Ее язык развязался. Может быть, помогло вино.
– Мне хочется увидеть восток. Мне хочется увидеть Европу, Англию, Францию, Рим.
Его глаза засияли и улыбнулись ей.
– Места, о которых вы читали в "Портрете леди" на прошлой неделе.
Она остолбенела.
– Как вы об этом узнали?
– Просто. Я видел эту книгу на вашем столе. Разве меня не называют в офисе "Соколиный глаз"?
Она засмеялась и покраснела.
– Как же все-таки вы узнали об этом? Никто так не говорит…
– У меня также острый слух. Она дерзко взглянула на него.
– И поэтому вы пригласили меня сегодня вечером? И то, что я читала Генри Джеймса, – это подсказало вам такую идею?
– Она не имеет никакого отношения к этому. Просто я любопытен. Вы должны признать, что остальные работники офиса не интересуются ничем, кроме журналов о кино, не так ли?
– Они мои друзья. Я не обращаю внимания на такие вещи, – сказала она преданно. – По-моему, это не имеет значения.

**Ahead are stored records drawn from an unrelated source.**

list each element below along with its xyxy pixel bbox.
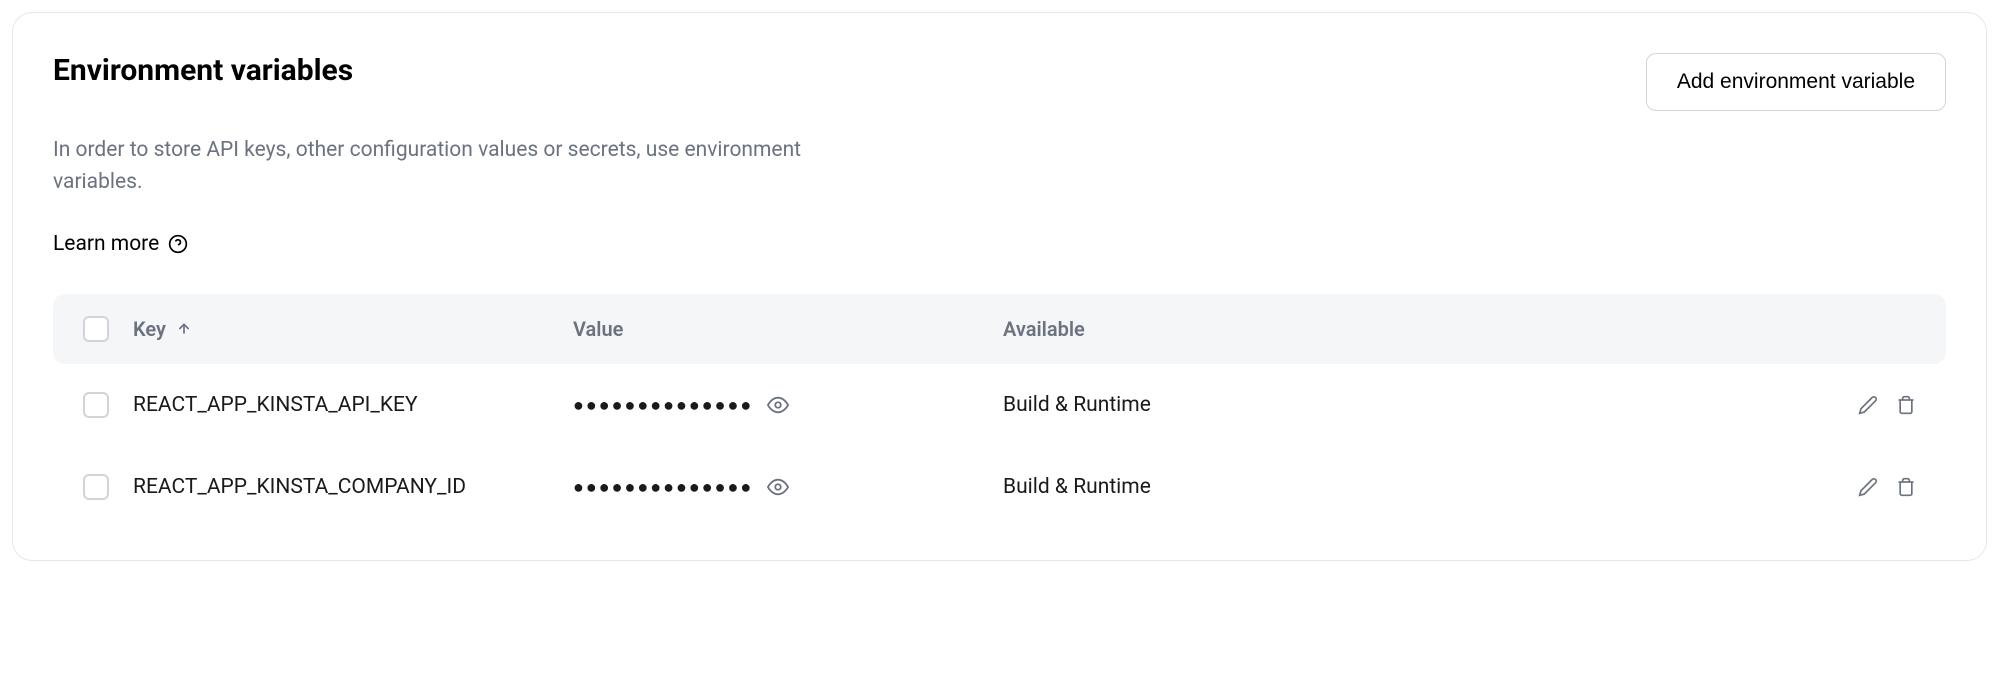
row-available: Build & Runtime [1003,475,1826,499]
header-row: Environment variables Add environment va… [53,53,1946,111]
reveal-value-icon[interactable] [767,476,789,498]
masked-value: ●●●●●●●●●●●●●● [573,395,753,416]
header-available: Available [1003,317,1826,341]
header-key[interactable]: Key [133,317,573,341]
reveal-value-icon[interactable] [767,394,789,416]
header-check-col [83,316,133,342]
select-all-checkbox[interactable] [83,316,109,342]
row-check-col [83,474,133,500]
row-available: Build & Runtime [1003,393,1826,417]
trash-icon[interactable] [1896,477,1916,497]
edit-icon[interactable] [1858,395,1878,415]
row-value: ●●●●●●●●●●●●●● [573,476,1003,498]
masked-value: ●●●●●●●●●●●●●● [573,477,753,498]
header-value: Value [573,317,1003,341]
row-check-col [83,392,133,418]
table-header: Key Value Available [53,294,1946,364]
table-row: REACT_APP_KINSTA_COMPANY_ID ●●●●●●●●●●●●… [53,446,1946,528]
row-actions [1826,477,1916,497]
header-left: Environment variables [53,53,353,108]
row-checkbox[interactable] [83,392,109,418]
learn-more-label: Learn more [53,232,159,256]
row-actions [1826,395,1916,415]
row-key: REACT_APP_KINSTA_COMPANY_ID [133,475,573,499]
section-description: In order to store API keys, other config… [53,135,813,198]
env-vars-card: Environment variables Add environment va… [12,12,1987,561]
learn-more-link[interactable]: Learn more [53,232,189,256]
header-key-label: Key [133,317,166,341]
row-value: ●●●●●●●●●●●●●● [573,394,1003,416]
sort-up-icon [176,321,192,337]
row-key: REACT_APP_KINSTA_API_KEY [133,393,573,417]
help-icon [167,233,189,255]
trash-icon[interactable] [1896,395,1916,415]
section-title: Environment variables [53,53,353,88]
env-vars-table: Key Value Available REACT_APP_KINSTA_API… [53,294,1946,528]
add-env-var-button[interactable]: Add environment variable [1646,53,1946,111]
edit-icon[interactable] [1858,477,1878,497]
table-row: REACT_APP_KINSTA_API_KEY ●●●●●●●●●●●●●● … [53,364,1946,446]
row-checkbox[interactable] [83,474,109,500]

– Не думайте, что я сноб. Я тоже не сужу о людях по тому, что они читают. Но вы должны признать, что приятно быть с людьми, которым нравится то же самое, что и вам. Кроме того, вы очень красивы. Этим как-то надо пользоваться, правда.
– Благодарю.
– Вы не верите, что вы прекрасны? Ваши глаза говорят, что вы сомневаетесь. А я говорю вам: вы как фарфоровая кукла. У вас кожа белая, как молоко.
Она парировала.
– Разве хорошо быть похожей на фарфоровую куклу?
– Я думаю, да. Я считаю это комплиментом. Этот диалог определенно отличался от любого другого, который она вела ранее с Биллом или с кем-либо еще. И она не знала, что должна сказать дальше.
– Ну что же, продолжайте свой рассказ о себе. Вы только начали.
– Осталось не так много. Папе было не по карману платить за мою учебу в колледже, поэтому я поступила в очень хорошую школу для секретарей, где были курсы по английской литературе. Я всегда любила читать, и именно здесь я поняла, что следует читать. Так что я читала и готовила. Это мое второе хобби. Может быть, это хвастовство, но на самом деле, я очень хороший повар. И это, пожалуй, все. Теперь ваша очередь.